Retrieving data from crashed hard drive

I finally got around to installing my new hard drive and getting a new operating system on my Mac. My old hard drive failed and I didn't have it backed up(lesson learned). Has anyone here had any luck pulling data from a failed hard drive? From what Geek Squad told me it needs to go into a clean room and they have to pull data from the magnets inside the drive? They said it would be $550 and thats no guarantee I'll get any of my data back. Anyone have this happen and have any places to look at that are cheaper and have some promising results?
 
Depends on how it failed
click of death? not likely to get much off of it
electrical failure? maybe

either way an expensive lesson!!
 

It depends on how it failed...

Commonly, you can hook it up to another PC as a slave drive - and can read it just as an additional hard drive on the PC - no muss, no fuss.

But depending on what exactly went wrong, a forensics-type recovery (the clean room deal) may be your only bet. I work in IT, and we've had to send off 3 hard drives over the years - in each case, they recovered everything - but also, in each case, it was about $1,000...


Howard
 
(quoted from post at 15:07:34 10/10/16) I finally got around to installing my new hard drive and getting a new operating system on my Mac. My old hard drive failed and I didn't have it backed up(lesson learned). Has anyone here had any luck pulling data from a failed hard drive? From what Geek Squad told me it needs to go into a clean room and they have to pull data from the magnets inside the drive? They said it would be $550 and thats no guarantee I'll get any of my data back. Anyone have this happen and have any places to look at that are cheaper and have some promising results?
As others have mentioned it depends on how it failed. I have heard of placing a hard drive in a freezer for several hours and, somehow, the drive will work to get data from it. otherwise your option is to send it to a lab to have the data professionally recovered and they will do the job. the cardinal rule of computers is backup, backup and backup.
 
I have not done it on a Mac but I had a Windows 7 drive fail. I later used an external USB converter and bumped the power off and on several times and got the drive to start up and was able to recover my data. It depends on why your hard drive failed.
 
You might want to try SpinRite (https://www.grc.com/sr/spinrite.htm). It's $89 so it isn't cheap, but if it works it's a deal compared to sending the drive out. It's also good for drive maintenance before getting into a situation where you need to recover data.
 
Are you sure it's the hard drive? Just restored a system (Compaq) last night. It would not boot. Wound up being bad RAM. Put in new RAM and system fired right up.
 
Take your old Hard Drive to your local Computer Shop and purchase a "HDD Enclosure" for your old Hard Drive (about $20.) , it should come with it's own USB Cord. When you have the old Hard Drive installed in the Enclosure, then plug in the USB Cord to both the Enclosure & your Computer, your Computer will see the Enclosure as an External Storage Device, Right Mouse Click and Open Files on the old Hard Drive. Copy & Paste to your NEW Hard Drive.

HTH

Doc
 
There are many different ways a hard disk can crash. The term "crash" really refers to the disk head colliding with the disk and damaging the storage medium. That seldom happens these days because disks have self-parking heads. Sometimes it's just a matter of the disk not spinning due to friction or a failed motor. You can usually listen to the drive and tell if it's spinning up to speed. If you want to run the risk of opening the drive (assuming you don't have a clean room), you might be able to get a stuck drive to spin just by giving the platters a nudge.

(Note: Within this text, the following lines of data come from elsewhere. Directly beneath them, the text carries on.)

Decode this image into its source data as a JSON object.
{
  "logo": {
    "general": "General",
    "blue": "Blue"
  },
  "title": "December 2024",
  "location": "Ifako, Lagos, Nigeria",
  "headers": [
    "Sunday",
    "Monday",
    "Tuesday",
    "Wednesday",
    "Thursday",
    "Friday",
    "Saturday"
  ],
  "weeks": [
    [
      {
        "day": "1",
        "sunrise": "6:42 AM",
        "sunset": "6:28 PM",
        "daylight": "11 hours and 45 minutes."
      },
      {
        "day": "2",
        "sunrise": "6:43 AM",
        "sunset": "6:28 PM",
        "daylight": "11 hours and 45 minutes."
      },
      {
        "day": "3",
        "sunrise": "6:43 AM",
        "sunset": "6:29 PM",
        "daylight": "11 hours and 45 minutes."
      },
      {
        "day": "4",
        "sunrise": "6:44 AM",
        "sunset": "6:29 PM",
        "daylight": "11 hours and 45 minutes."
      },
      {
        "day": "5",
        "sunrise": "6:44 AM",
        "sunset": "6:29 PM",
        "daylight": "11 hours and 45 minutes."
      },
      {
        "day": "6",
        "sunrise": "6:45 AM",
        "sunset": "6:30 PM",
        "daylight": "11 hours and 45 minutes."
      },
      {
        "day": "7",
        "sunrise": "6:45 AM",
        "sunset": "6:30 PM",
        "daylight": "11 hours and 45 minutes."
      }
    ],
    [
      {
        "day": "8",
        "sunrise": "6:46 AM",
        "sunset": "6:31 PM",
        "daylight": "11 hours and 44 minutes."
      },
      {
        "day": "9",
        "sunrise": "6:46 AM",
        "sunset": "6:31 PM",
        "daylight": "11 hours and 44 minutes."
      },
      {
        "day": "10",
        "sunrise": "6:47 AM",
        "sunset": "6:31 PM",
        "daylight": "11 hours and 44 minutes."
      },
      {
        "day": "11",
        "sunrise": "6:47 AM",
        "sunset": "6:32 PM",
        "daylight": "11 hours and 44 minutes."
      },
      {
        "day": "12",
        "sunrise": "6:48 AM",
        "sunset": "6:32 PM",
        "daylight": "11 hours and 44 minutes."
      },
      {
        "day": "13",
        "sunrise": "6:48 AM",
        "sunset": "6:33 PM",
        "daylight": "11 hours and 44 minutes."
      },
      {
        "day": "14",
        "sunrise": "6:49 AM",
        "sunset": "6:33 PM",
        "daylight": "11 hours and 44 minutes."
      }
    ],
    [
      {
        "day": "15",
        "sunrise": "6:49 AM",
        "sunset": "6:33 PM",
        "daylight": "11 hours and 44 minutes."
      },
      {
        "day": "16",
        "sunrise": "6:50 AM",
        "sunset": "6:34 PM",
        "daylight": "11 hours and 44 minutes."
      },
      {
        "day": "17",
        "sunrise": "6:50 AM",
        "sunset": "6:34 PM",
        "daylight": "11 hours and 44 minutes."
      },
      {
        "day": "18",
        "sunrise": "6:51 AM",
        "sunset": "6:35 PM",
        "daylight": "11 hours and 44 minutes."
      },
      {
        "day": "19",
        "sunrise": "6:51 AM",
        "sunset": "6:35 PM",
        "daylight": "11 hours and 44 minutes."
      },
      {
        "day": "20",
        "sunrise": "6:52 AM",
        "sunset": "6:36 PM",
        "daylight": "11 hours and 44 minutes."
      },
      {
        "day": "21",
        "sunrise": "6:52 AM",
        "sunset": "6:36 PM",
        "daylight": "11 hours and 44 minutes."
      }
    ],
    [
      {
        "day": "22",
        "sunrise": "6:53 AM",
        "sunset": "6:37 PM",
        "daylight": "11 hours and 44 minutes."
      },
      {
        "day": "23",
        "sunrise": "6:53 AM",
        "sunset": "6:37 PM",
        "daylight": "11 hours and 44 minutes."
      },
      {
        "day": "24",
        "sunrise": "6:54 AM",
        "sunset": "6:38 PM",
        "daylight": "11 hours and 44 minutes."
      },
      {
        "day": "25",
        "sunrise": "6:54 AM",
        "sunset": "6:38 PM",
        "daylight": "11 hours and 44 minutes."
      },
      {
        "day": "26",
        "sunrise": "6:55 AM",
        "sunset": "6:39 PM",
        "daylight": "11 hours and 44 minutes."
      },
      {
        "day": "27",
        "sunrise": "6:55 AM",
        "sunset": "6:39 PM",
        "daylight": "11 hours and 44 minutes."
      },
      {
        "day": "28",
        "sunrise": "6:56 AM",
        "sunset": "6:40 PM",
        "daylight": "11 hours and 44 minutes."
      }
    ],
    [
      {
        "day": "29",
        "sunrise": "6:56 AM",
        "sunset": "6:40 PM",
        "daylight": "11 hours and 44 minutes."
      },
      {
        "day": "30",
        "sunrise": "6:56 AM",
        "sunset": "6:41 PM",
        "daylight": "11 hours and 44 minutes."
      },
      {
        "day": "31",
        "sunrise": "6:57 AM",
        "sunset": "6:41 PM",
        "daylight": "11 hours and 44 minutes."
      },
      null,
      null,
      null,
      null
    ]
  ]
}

Usually, though, the problem isn't physical but bad data in the boot sector, partition table or directory. In these cases, the data on disk is fine, but you can't get to it, either because the PC won't boot or the OS can't find the files. I'm not familiar with the Mac file system, so I don't know how hard it is to recover data from it. File recovery on the Windows FAT and HPFS file systems is fairly simple, while recovering data from inode-based file systems on UNIX/Linux is quite difficult.

Although they like to make it sound exotic, what the data recovery folks due is usually simple: If they can't recover the data with software, they remove the platters from the failed drive and install them in a good drive. The reason they charge so much is because they CAN. You have to decide whether your data is worth 550 bucks.

I've had some success getting data off PCs that wouldn't boot by booting them with a Linux CD, then copying the files to a USB drive or network filesystem.

My recommendation is for you to google "Mac file system data recovery" to see what tools and techniques are available. Get one of the USB devices others have suggested so you can mount the drive without booting from it and go from there.